A world away from the sway of the dominant Han culture, Yunnan is home to the lion’s share of China’s traditional tribal cultures—36 distinct tribes in all, including the Naxi, Bai, Miao, Lisu, Lahu, Yao, Manchu, Tibetan and Mongolian peoples. Often compared to the proverbial Shangri-la, this area’s natural beauty is on par with it’s stunning cultural wealth.
DUNHUANG, TURPAN, KASHGAR
The transcontinental Silk Road gave rise to civilization as we know it and also to diverse cities, smack in the middle of some of the world’s most inhospitable terrain. These fascinating oases along the Silk Road, offer the traveler an unparalleled opportunity to grasp the movement of ideas, technologies and religions throughout the past 4,000 years.
Second to the Great Wall, China’s most iconic site might not be a site at all, but the Giant Panda.
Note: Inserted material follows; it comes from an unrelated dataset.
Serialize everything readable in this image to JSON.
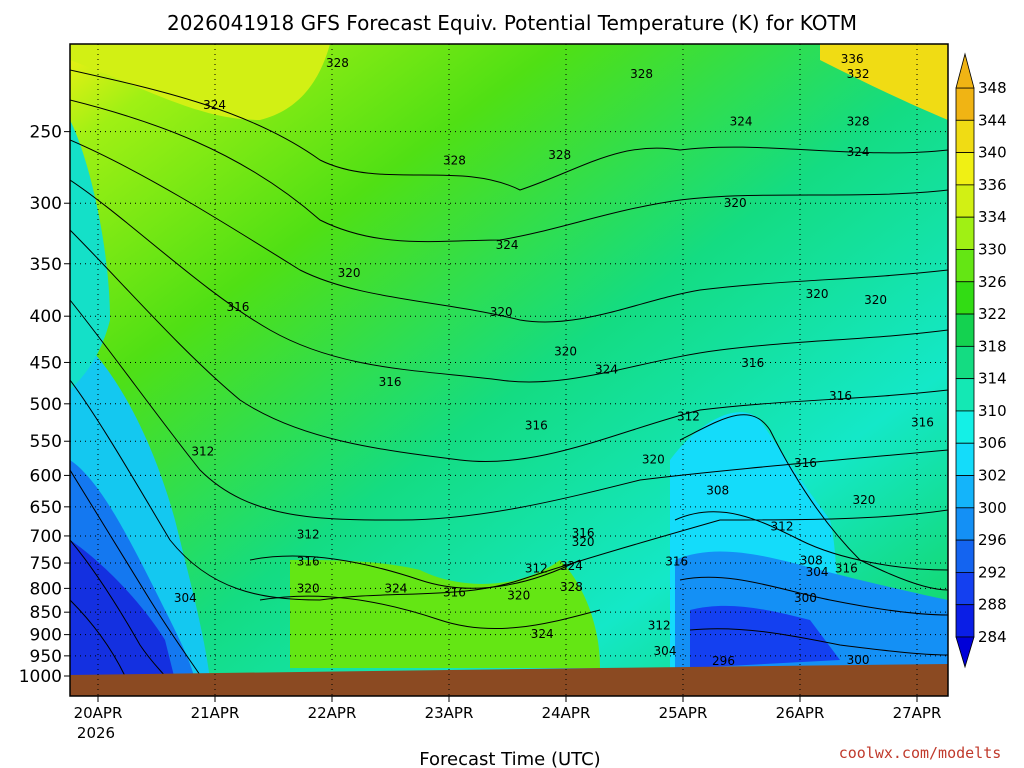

The Giant Panda Breeding Research Base near Chengdu is perhaps the best place in the country to get up close to these fascinating creatures. The research base is deeply devoted to the conservation of China’s most beloved animal and welcomes visitors.
GUILIN, PING AN, YANGSHUO
Like a traditional Chinese painting come to life, the landscape around these towns is as surreal as it is serene. Nearly vertical karsts soar from verdant rice paddies while the Yangzi River meanders through the misty hills.
One of China’s most compelling and evocative sights, the Terracotta Warriors must be seen to be believed. Discovered by a farmer digging a well, this stunning archaeological find has revealed over 8,000 uniquely-crafted warriors but archaeologists believe that they are merely one part of a vast army that surrounds the still unexcavated burial mound of the emperor.